Help them cope with rejection. Hearing "no" is hard for anyone. A young person who has been rejected by someone they like might be feeling embarrassed, hurt, or upset. Even though rejection is something that many people experience, it can take some time to learn how to cope with it. Offer to spend some time together with a young person going through rejection, so you have a chance to do something fun together, like going to a movie or taking a family hike. Encourage the young person in your life to make plans with friends, and remind them that Kids Help Phone is always there if they want to speak with a professional counsellor: 1-800-668-6868. You might also want to explore the new dating content at kidshelpphone.ca together, and get to know Kids Help Phone's free Always There app (kidshelphone.ca/alwaysthere).

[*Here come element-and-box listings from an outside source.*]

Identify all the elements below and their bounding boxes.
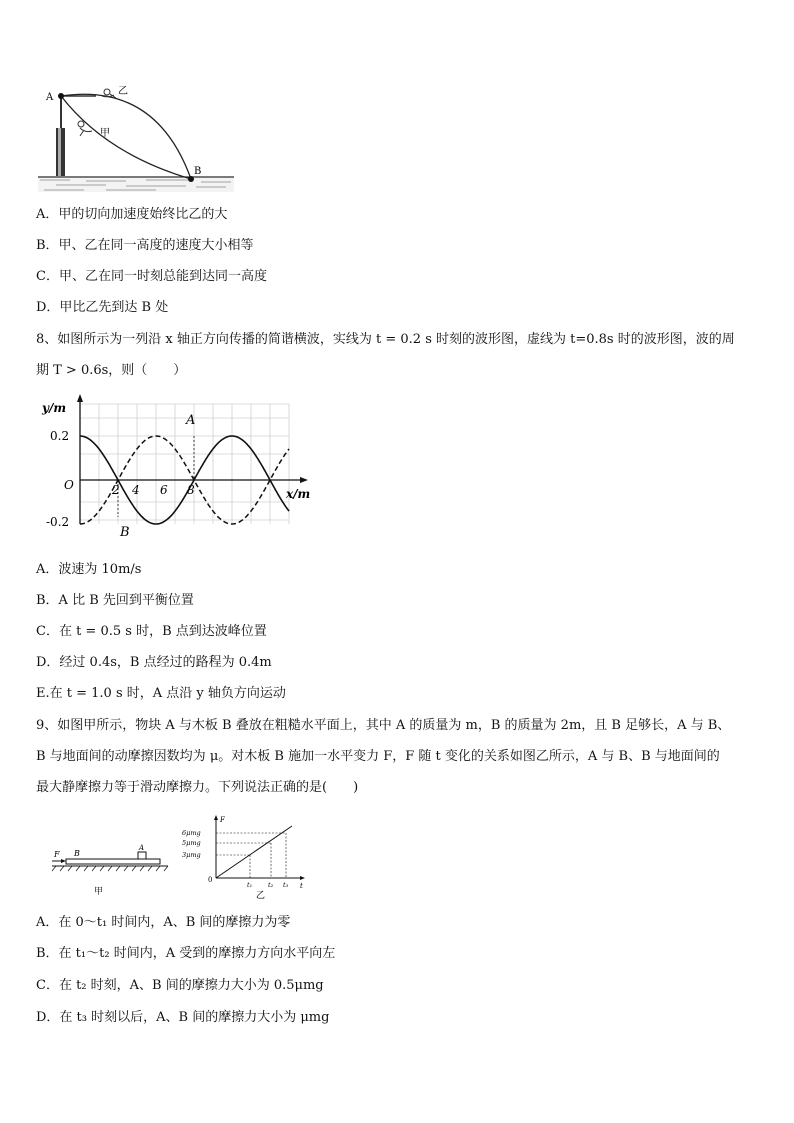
q9-option-d: D．在 t₃ 时刻以后，A、B 间的摩擦力大小为 μmg — [36, 1010, 330, 1025]
q9-option-b: B．在 t₁～t₂ 时间内，A 受到的摩擦力方向水平向左 — [36, 946, 336, 961]
force-time-graph — [180, 812, 310, 900]
y-tick-bottom: -0.2 — [46, 515, 70, 529]
x-tick-4: 4 — [132, 483, 140, 497]
q9-stem-line1: 9、如图甲所示，物块 A 与木板 B 叠放在粗糙水平面上，其中 A 的质量为 m，B 的质量为 2m，且 B 足够长，A 与 B、 — [36, 718, 731, 733]
q8-option-b: B．A 比 B 先回到平衡位置 — [36, 593, 194, 608]
q9-option-c: C．在 t₂ 时刻，A、B 间的摩擦力大小为 0.5μmg — [36, 978, 324, 993]
block-A-label: A — [139, 844, 145, 852]
q9-stem-line2: B 与地面间的动摩擦因数均为 μ。对木板 B 施加一水平变力 F，F 随 t 变化的关系如图乙所示，A 与 B、B 与地面间的 — [36, 749, 720, 764]
point-A-label: A — [186, 413, 196, 428]
q9-option-a: A．在 0～t₁ 时间内，A、B 间的摩擦力为零 — [36, 915, 291, 930]
tick-t3: t₃ — [283, 881, 289, 889]
axis-F-label: F — [220, 816, 225, 824]
block-board-figure — [50, 842, 170, 898]
person-jia-icon — [78, 121, 92, 136]
origin-zero: 0 — [208, 876, 213, 884]
tick-t2: t₂ — [268, 881, 274, 889]
fig-jia-caption: 甲 — [94, 887, 104, 897]
q8-option-d: D．经过 0.4s，B 点经过的路程为 0.4m — [36, 655, 272, 670]
person-yi-icon — [102, 89, 116, 98]
slide-figure — [36, 84, 236, 192]
label-A: A — [46, 92, 54, 103]
fig-yi-caption: 乙 — [256, 891, 266, 900]
tick-6umg: 6μmg — [182, 829, 201, 837]
q8-option-c: C．在 t = 0.5 s 时，B 点到达波峰位置 — [36, 624, 267, 639]
q8-option-a: A．波速为 10m/s — [36, 562, 142, 577]
origin-label: O — [64, 478, 74, 492]
q8-stem-line2: 期 T > 0.6s，则（ ） — [36, 363, 187, 378]
q7-option-a: A．甲的切向加速度始终比乙的大 — [36, 207, 228, 222]
axis-t-label: t — [300, 882, 303, 890]
q8-stem-line1: 8、如图所示为一列沿 x 轴正方向传播的简谐横波，实线为 t = 0.2 s 时刻的波形图，虚线为 t=0.8s 时的波形图，波的周 — [36, 332, 735, 347]
x-axis-label: x/m — [286, 487, 311, 501]
y-tick-top: 0.2 — [50, 429, 70, 443]
x-tick-2: 2 — [112, 483, 120, 497]
q7-option-c: C．甲、乙在同一时刻总能到达同一高度 — [36, 269, 267, 284]
q7-option-b: B．甲、乙在同一高度的速度大小相等 — [36, 238, 254, 253]
tick-3umg: 3μmg — [182, 851, 201, 859]
label-yi: 乙 — [118, 86, 128, 97]
x-tick-6: 6 — [160, 483, 168, 497]
y-axis-label: y/m — [42, 401, 67, 415]
tick-t1: t₁ — [247, 881, 253, 889]
q9-stem-line3: 最大静摩擦力等于滑动摩擦力。下列说法正确的是( ) — [36, 780, 359, 795]
label-B: B — [194, 166, 202, 177]
tick-5umg: 5μmg — [182, 839, 201, 847]
q7-option-d: D．甲比乙先到达 B 处 — [36, 300, 169, 315]
force-F-label: F — [54, 850, 60, 859]
point-B-label: B — [120, 525, 130, 540]
q8-option-e: E.在 t = 1.0 s 时，A 点沿 y 轴负方向运动 — [36, 686, 286, 701]
board-B-label: B — [74, 849, 80, 858]
wave-graph — [36, 392, 326, 542]
x-tick-8: 8 — [187, 483, 195, 497]
label-jia: 甲 — [100, 128, 110, 139]
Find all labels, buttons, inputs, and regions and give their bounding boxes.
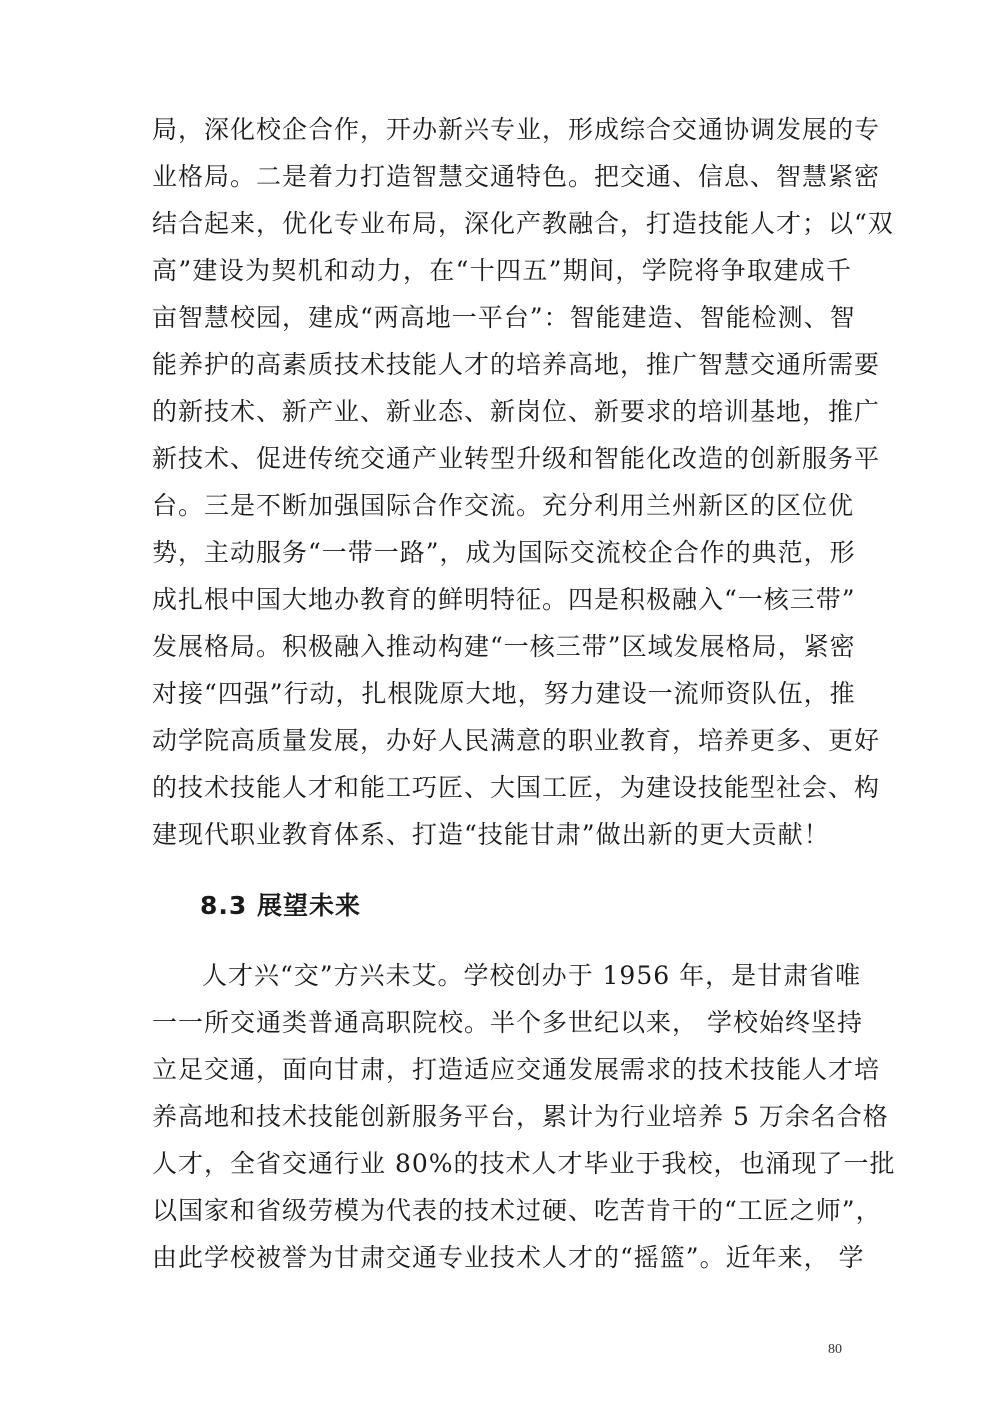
paragraph-line: 立足交通，面向甘肃，打造适应交通发展需求的技术技能人才培 bbox=[152, 1055, 881, 1084]
paragraph-line: 高”建设为契机和动力，在“十四五”期间，学院将争取建成千 bbox=[152, 256, 852, 285]
paragraph-line: 能养护的高素质技术技能人才的培养高地，推广智慧交通所需要 bbox=[152, 350, 881, 379]
paragraph-line: 一一所交通类普通高职院校。半个多世纪以来， 学校始终坚持 bbox=[152, 1008, 863, 1037]
paragraph-line: 人才兴“交”方兴未艾。学校创办于 1956 年，是甘肃省唯 bbox=[202, 961, 862, 990]
paragraph-line: 成扎根中国大地办教育的鲜明特征。四是积极融入“一核三带” bbox=[152, 585, 856, 614]
paragraph-line: 由此学校被誉为甘肃交通专业技术人才的“摇篮”。近年来， 学 bbox=[152, 1243, 865, 1272]
paragraph-1 bbox=[152, 106, 894, 858]
paragraph-line: 养高地和技术技能创新服务平台，累计为行业培养 5 万余名合格 bbox=[152, 1102, 889, 1131]
paragraph-line: 建现代职业教育体系、打造“技能甘肃”做出新的更大贡献！ bbox=[152, 820, 830, 849]
paragraph-line: 新技术、促进传统交通产业转型升级和智能化改造的创新服务平 bbox=[152, 444, 881, 473]
paragraph-line: 的新技术、新产业、新业态、新岗位、新要求的培训基地，推广 bbox=[152, 397, 881, 426]
paragraph-line: 势，主动服务“一带一路”，成为国际交流校企合作的典范，形 bbox=[152, 538, 856, 567]
page-number: 80 bbox=[828, 1342, 842, 1357]
paragraph-line: 发展格局。积极融入推动构建“一核三带”区域发展格局，紧密 bbox=[152, 632, 856, 661]
paragraph-line: 台。三是不断加强国际合作交流。充分利用兰州新区的区位优 bbox=[152, 491, 855, 520]
paragraph-line: 局，深化校企合作，开办新兴专业，形成综合交通协调发展的专 bbox=[152, 115, 881, 144]
paragraph-line: 业格局。二是着力打造智慧交通特色。把交通、信息、智慧紧密 bbox=[152, 162, 881, 191]
section-heading: 8.3 展望未来 bbox=[200, 891, 361, 920]
paragraph-line: 动学院高质量发展，办好人民满意的职业教育，培养更多、更好 bbox=[152, 726, 881, 755]
paragraph-line: 亩智慧校园，建成“两高地一平台”：智能建造、智能检测、智 bbox=[152, 303, 856, 332]
paragraph-line: 结合起来，优化专业布局，深化产教融合，打造技能人才；以“双 bbox=[152, 209, 894, 238]
paragraph-line: 人才，全省交通行业 80%的技术人才毕业于我校，也涌现了一批 bbox=[152, 1149, 896, 1178]
paragraph-line: 对接“四强”行动，扎根陇原大地，努力建设一流师资队伍，推 bbox=[152, 679, 856, 708]
paragraph-line: 以国家和省级劳模为代表的技术过硬、吃苦肯干的“工匠之师”， bbox=[152, 1196, 882, 1225]
paragraph-line: 的技术技能人才和能工巧匠、大国工匠，为建设技能型社会、构 bbox=[152, 773, 881, 802]
paragraph-2 bbox=[152, 952, 896, 1281]
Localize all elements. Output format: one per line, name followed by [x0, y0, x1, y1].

Validate the significance of a break up. Break ups can be devastating for people at any age - for youth, they can be particularly challenging. Don't minimize what a young person is going through if they turn to you for support after a break up. Whether it was their decision to end the relationship or not, it is important for young people to know that someone will take their feelings seriously.
Kids Help Phone's professional counsellors are available for media interviews to talk about dating and offer more tips for parents and guardians to help open up the conversation at home.
About Kids Help Phone
Kids Help Phone is a Canadian and world leader, known for our expertise in providing vital, innovative, and professional counselling services to children and youth. Since 1989 we have offered children, teens and young adults in Canada a critical lifeline of hope and support, through our free, anonymous and confidential service. Our professional counsellors support the mental health and well-being of young people ages five to 20, in urban, rural, and remote communities, by providing one-on-one counselling, information and resources online and by phone. Our internationally recognized, award-winning websites are considered a model of child-focused interactive design, and offer online counselling forums and engaging, therapeutic games, tools and information to encourage resilience and self-care. A community-based national charity, Kids Help Phone receives no guaranteed ongoing financial support from government or any large funder and relies on community and corporate support to keep our essential service available. We're there for the *6.5 million young people in Canada, 24 hours a day, 365 days a year, in English and in French.